변위 필드(Displacement Field)(1362A) - 그것의 내용은 (가령, 2^scale*index+base+displacement(2^스케일*인덱스+베이스+변위)를 사용하는 어드레스 생성을 위한) 메모리 어드레스 생성의 일부로서 사용된다.Displacement Field 1362A - its contents are used as part of the memory address generation (for example, for generating addresses using 2 ^scale * index + base + displacement (2 ^scales * index + base + displacement) do.
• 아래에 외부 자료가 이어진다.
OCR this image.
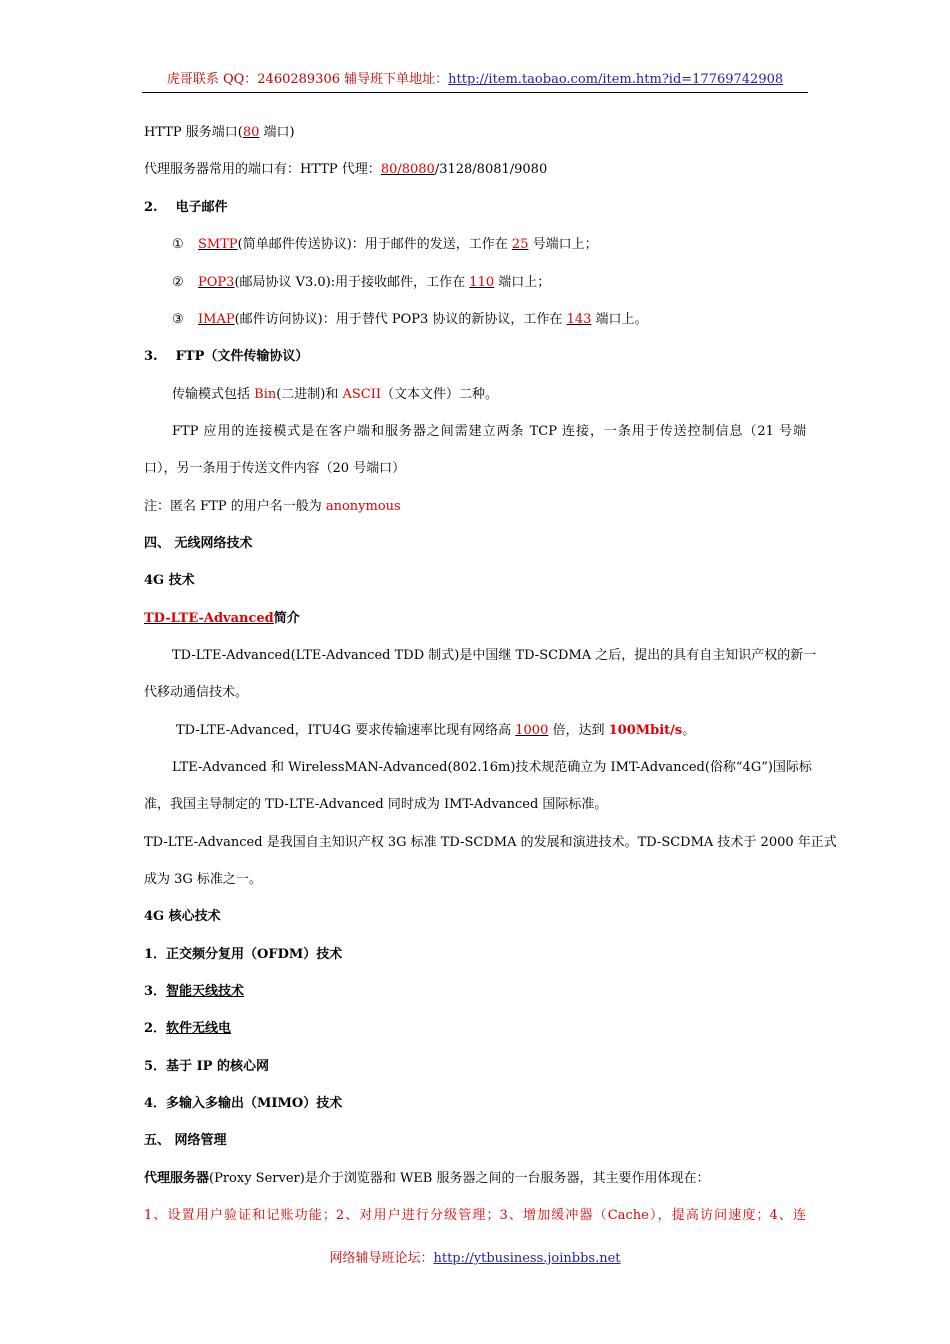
虎哥联系 QQ：2460289306 辅导班下单地址：http://item.taobao.com/item.htm?id=17769742908
HTTP 服务端口(80 端口)
代理服务器常用的端口有：HTTP 代理：80/8080/3128/8081/9080
2.    电子邮件
① SMTP(简单邮件传送协议)：用于邮件的发送，工作在 25 号端口上；
② POP3(邮局协议 V3.0):用于接收邮件，工作在 110 端口上；
③ IMAP(邮件访问协议)：用于替代 POP3 协议的新协议，工作在 143 端口上。
3.    FTP（文件传输协议）
传输模式包括 Bin(二进制)和 ASCII（文本文件）二种。
FTP 应用的连接模式是在客户端和服务器之间需建立两条 TCP 连接，一条用于传送控制信息（21 号端
口），另一条用于传送文件内容（20 号端口）
注：匿名 FTP 的用户名一般为 anonymous
四、 无线网络技术
4G 技术
TD-LTE-Advanced简介
TD-LTE-Advanced(LTE-Advanced TDD 制式)是中国继 TD-SCDMA 之后，提出的具有自主知识产权的新一
代移动通信技术。
TD-LTE-Advanced，ITU4G 要求传输速率比现有网络高 1000 倍，达到 100Mbit/s。
LTE-Advanced 和 WirelessMAN-Advanced(802.16m)技术规范确立为 IMT-Advanced(俗称“4G”)国际标
准，我国主导制定的 TD-LTE-Advanced 同时成为 IMT-Advanced 国际标准。
TD-LTE-Advanced 是我国自主知识产权 3G 标准 TD-SCDMA 的发展和演进技术。TD-SCDMA 技术于 2000 年正式
成为 3G 标准之一。
4G 核心技术
1．正交频分复用（OFDM）技术
3．智能天线技术
2．软件无线电
5．基于 IP 的核心网
4．多输入多输出（MIMO）技术
五、 网络管理
代理服务器(Proxy Server)是介于浏览器和 WEB 服务器之间的一台服务器，其主要作用体现在：
1、设置用户验证和记账功能；2、对用户进行分级管理；3、增加缓冲器（Cache），提高访问速度；4、连
网络辅导班论坛：http://ytbusiness.joinbbs.net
변위 인자 필드(Displacement Factor Field)(1362B)(변위 인자 필드(1362B) 바로 위에서의 변위 필드(1362A)의 병치(juxtaposition)는 어느 하나 또는 다른 것이 사용됨을 나타낸다는 점에 유의하시오) - 그것의 내용은 어드레스 생성의 일부로서 사용된다; 그것은 메모리 액세스의 크기(N)에 의해 스케일링될 변위 인자를 지정하는데 - 여기서 N은 (가령, 2^scale*index+base+scaled displacement(2^스케일*인덱스+베이스+스케일링된 변위)를 사용하는 어드레스 생성을 위한) 메모리 액세스에서의 바이트의 수이다. 잉여(redundant) 저차 비트는 무시되고, 따라서 변위 인자 필드의 내용은 유효 어드레스(effective address)를 계산하는 데에서 사용될 최종 변위를 생성하기 위해서 메모리 피연산자 총 크기(N)로 곱해진다. N의 값은 (본 문서에서 나중에 기술되는) 풀 옵코드 필드(full opcode field)(1374) 및 데이터 조작 필드(data manipulation field)(1354C)에 기반하여 런타임(runtime)에 프로세서 하드웨어에 의해 판정된다. 변위 필드(1362A) 및 변위 인자 필드(1362B)는 그것들이 메모리 액세스 없음(1305) 명령어 템플릿을 위해 사용되지 않고/않거나 상이한 실시예가 그 둘 중 하나만을 구현할 수 있거나 어느 것도 구현하지 않을 수 있다는 의미에서 선택적이다.Displacement Factor Field 1362B (note that the juxtaposition of the displacement field 1362A just above the displacement factor field 1362B indicates that one or the other is used) - its contents Is used as part of address generation; It specifies a displacement factor to be scaled by the magnitude (N) of memory accesses, where N is the addressing factor (e.g., 2 ^scale * index + base + scaled displacement (2 ^scale * index + base + scaled displacement) Is the number of bytes in the memory access. The redundant lower order bits are ignored, and the contents of the displacement factor field are then multiplied by the total memory operand size (N) to produce the final displacement to be used in calculating the effective address. The value of N is determined by the processor hardware at runtime based on a full opcode field 1374 and a data manipulation field 1354C (described later in this document) . Displacement field 1362A and displacement factor field 1362B may be used in the sense that they are not used for the command template without memory access 1305 and / or that different embodiments may implement either or neither It is optional.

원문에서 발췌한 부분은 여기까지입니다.